So, first week of spring at last and the weather is starting to look as though it might be a bit kinder in the run up to Easter. The clocks go forward over the weekend too, so we will get more daylight hours to potter about in the garden.

I’ve been busy emptying both my shed and summer house of all my sculpture and garden ornaments and repositioning them for the summer months. All quite therapeutic and a sure sign that warmer days will be here soon. After 14 years with an old carpet from the house, the floor of the summer house has a lovely new floor covering too and a new coat of paint inside to freshen it up.

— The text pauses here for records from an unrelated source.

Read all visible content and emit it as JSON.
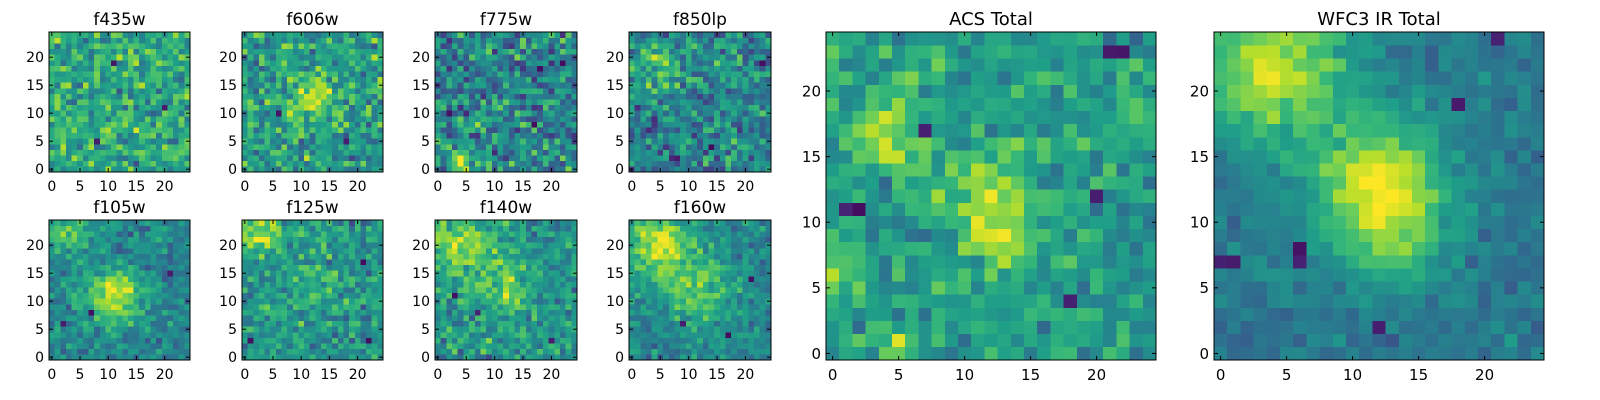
{
  "chart_data": [
    {
      "type": "heatmap",
      "title": "f435w",
      "xticks": [
        0,
        5,
        10,
        15,
        20
      ],
      "yticks": [
        0,
        5,
        10,
        15,
        20
      ],
      "xlim": [
        0,
        25
      ],
      "ylim": [
        0,
        25
      ],
      "grid_size": 25,
      "mean": 0.6,
      "spread": 0.2,
      "blobs": [],
      "dark_spots": [
        [
          20,
          11
        ],
        [
          11,
          19
        ],
        [
          8,
          5
        ]
      ],
      "seed": 11
    },
    {
      "type": "heatmap",
      "title": "f606w",
      "xticks": [
        0,
        5,
        10,
        15,
        20
      ],
      "yticks": [
        0,
        5,
        10,
        15,
        20
      ],
      "xlim": [
        0,
        25
      ],
      "ylim": [
        0,
        25
      ],
      "grid_size": 25,
      "mean": 0.55,
      "spread": 0.2,
      "blobs": [
        [
          12,
          13,
          3,
          0.3
        ]
      ],
      "dark_spots": [
        [
          6,
          10
        ],
        [
          18,
          5
        ]
      ],
      "seed": 23
    },
    {
      "type": "heatmap",
      "title": "f775w",
      "xticks": [
        0,
        5,
        10,
        15,
        20
      ],
      "yticks": [
        0,
        5,
        10,
        15,
        20
      ],
      "xlim": [
        0,
        25
      ],
      "ylim": [
        0,
        25
      ],
      "grid_size": 25,
      "mean": 0.45,
      "spread": 0.24,
      "blobs": [
        [
          4,
          1,
          2,
          0.4
        ]
      ],
      "dark_spots": [
        [
          22,
          19
        ],
        [
          2,
          10
        ],
        [
          17,
          8
        ]
      ],
      "seed": 37
    },
    {
      "type": "heatmap",
      "title": "f850lp",
      "xticks": [
        0,
        5,
        10,
        15,
        20
      ],
      "yticks": [
        0,
        5,
        10,
        15,
        20
      ],
      "xlim": [
        0,
        25
      ],
      "ylim": [
        0,
        25
      ],
      "grid_size": 25,
      "mean": 0.45,
      "spread": 0.22,
      "blobs": [
        [
          4,
          18,
          3,
          0.3
        ]
      ],
      "dark_spots": [
        [
          23,
          19
        ],
        [
          14,
          4
        ],
        [
          8,
          2
        ]
      ],
      "seed": 53
    },
    {
      "type": "heatmap",
      "title": "f105w",
      "xticks": [
        0,
        5,
        10,
        15,
        20
      ],
      "yticks": [
        0,
        5,
        10,
        15,
        20
      ],
      "xlim": [
        0,
        25
      ],
      "ylim": [
        0,
        25
      ],
      "grid_size": 25,
      "mean": 0.45,
      "spread": 0.13,
      "blobs": [
        [
          11,
          11,
          3.5,
          0.45
        ],
        [
          3,
          22,
          3,
          0.25
        ]
      ],
      "dark_spots": [
        [
          7,
          8
        ],
        [
          2,
          6
        ],
        [
          21,
          15
        ]
      ],
      "seed": 71
    },
    {
      "type": "heatmap",
      "title": "f125w",
      "xticks": [
        0,
        5,
        10,
        15,
        20
      ],
      "yticks": [
        0,
        5,
        10,
        15,
        20
      ],
      "xlim": [
        0,
        25
      ],
      "ylim": [
        0,
        25
      ],
      "grid_size": 25,
      "mean": 0.52,
      "spread": 0.17,
      "blobs": [
        [
          3,
          22,
          3,
          0.3
        ],
        [
          12,
          12,
          3,
          0.15
        ]
      ],
      "dark_spots": [
        [
          21,
          17
        ],
        [
          1,
          3
        ],
        [
          22,
          3
        ]
      ],
      "seed": 89
    },
    {
      "type": "heatmap",
      "title": "f140w",
      "xticks": [
        0,
        5,
        10,
        15,
        20
      ],
      "yticks": [
        0,
        5,
        10,
        15,
        20
      ],
      "xlim": [
        0,
        25
      ],
      "ylim": [
        0,
        25
      ],
      "grid_size": 25,
      "mean": 0.52,
      "spread": 0.16,
      "blobs": [
        [
          4,
          20,
          4,
          0.3
        ],
        [
          12,
          12,
          3,
          0.25
        ]
      ],
      "dark_spots": [
        [
          3,
          11
        ],
        [
          7,
          8
        ],
        [
          20,
          3
        ]
      ],
      "seed": 97
    },
    {
      "type": "heatmap",
      "title": "f160w",
      "xticks": [
        0,
        5,
        10,
        15,
        20
      ],
      "yticks": [
        0,
        5,
        10,
        15,
        20
      ],
      "xlim": [
        0,
        25
      ],
      "ylim": [
        0,
        25
      ],
      "grid_size": 25,
      "mean": 0.46,
      "spread": 0.13,
      "blobs": [
        [
          5,
          20,
          4,
          0.45
        ],
        [
          12,
          12,
          4,
          0.3
        ]
      ],
      "dark_spots": [
        [
          21,
          14
        ],
        [
          17,
          4
        ],
        [
          9,
          6
        ]
      ],
      "seed": 113
    },
    {
      "type": "heatmap",
      "title": "ACS Total",
      "xticks": [
        0,
        5,
        10,
        15,
        20
      ],
      "yticks": [
        0,
        5,
        10,
        15,
        20
      ],
      "xlim": [
        0,
        25
      ],
      "ylim": [
        0,
        25
      ],
      "grid_size": 25,
      "mean": 0.55,
      "spread": 0.14,
      "blobs": [
        [
          4,
          17,
          2,
          0.3
        ],
        [
          12,
          12,
          2.5,
          0.3
        ],
        [
          13,
          8,
          1.5,
          0.25
        ],
        [
          0,
          6,
          1,
          0.3
        ],
        [
          5,
          1,
          1,
          0.3
        ]
      ],
      "dark_spots": [
        [
          1,
          11
        ],
        [
          2,
          11
        ],
        [
          7,
          17
        ],
        [
          20,
          12
        ],
        [
          21,
          23
        ],
        [
          22,
          23
        ],
        [
          18,
          4
        ]
      ],
      "seed": 131
    },
    {
      "type": "heatmap",
      "title": "WFC3 IR Total",
      "xticks": [
        0,
        5,
        10,
        15,
        20
      ],
      "yticks": [
        0,
        5,
        10,
        15,
        20
      ],
      "xlim": [
        0,
        25
      ],
      "ylim": [
        0,
        25
      ],
      "grid_size": 25,
      "mean": 0.4,
      "spread": 0.08,
      "blobs": [
        [
          4,
          22,
          4,
          0.5
        ],
        [
          12,
          13,
          3.5,
          0.5
        ],
        [
          13,
          9,
          3,
          0.2
        ]
      ],
      "dark_spots": [
        [
          0,
          7
        ],
        [
          1,
          7
        ],
        [
          6,
          7
        ],
        [
          6,
          8
        ],
        [
          21,
          24
        ],
        [
          18,
          19
        ],
        [
          12,
          2
        ]
      ],
      "seed": 149
    }
  ]
}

The garden is starting to look quite pretty with all the ornaments popping back up in their summer homes around the plot. I’ve a pair of vintage grey French shutters now back in place around the raised beds on the middle patio, as is the grey metal screen, positioned to support the two large shrubs of hydrangea “Limelight”. I’ve got two vintage toy horses, dating from the 1950s, which come out as well, one that looks although it is vaulting the hedge and one that sits peeping out from behind the containers.

All that remains is for our tortoise, Hector, to wake from his winter sleep and take up residence in his little house at the top of the garden. He’s quite late, waking up this year, but it has been much colder

The first of my plants ordered online came this week, a lovely new fuchsia called Eruption, a half hardy perennial with slender, fiery pink flowers that pour dramatically from its trailing stems. What’s more the flowers are apparently edible too. The second, ten plugs of Bidens Hawaiian Flare Bicolour Star. It is an extraordinary variety with bright orange blooms and a splash of gold at the base of each petal. The star-shaped flowers are borne in profusion, covering the feathery foliage throughout summer. Traditional varieties tend to become straggly as the growing season progresses, but this modern cultivar will, apparently, stay neat and compact all summer long, we’ll have to wait and see.

All the effort I made last autumn to plant lots of spring bulbs is certainly starting to pay off. This week there are lots of colourful hyacinths beginning to flower in the many containers around the garden. I bought a bag of 30 in a mix of autumn colours and the yellow ones, in particular look pretty stunning. I’ve noticed quite a few black ones about to bloom as well.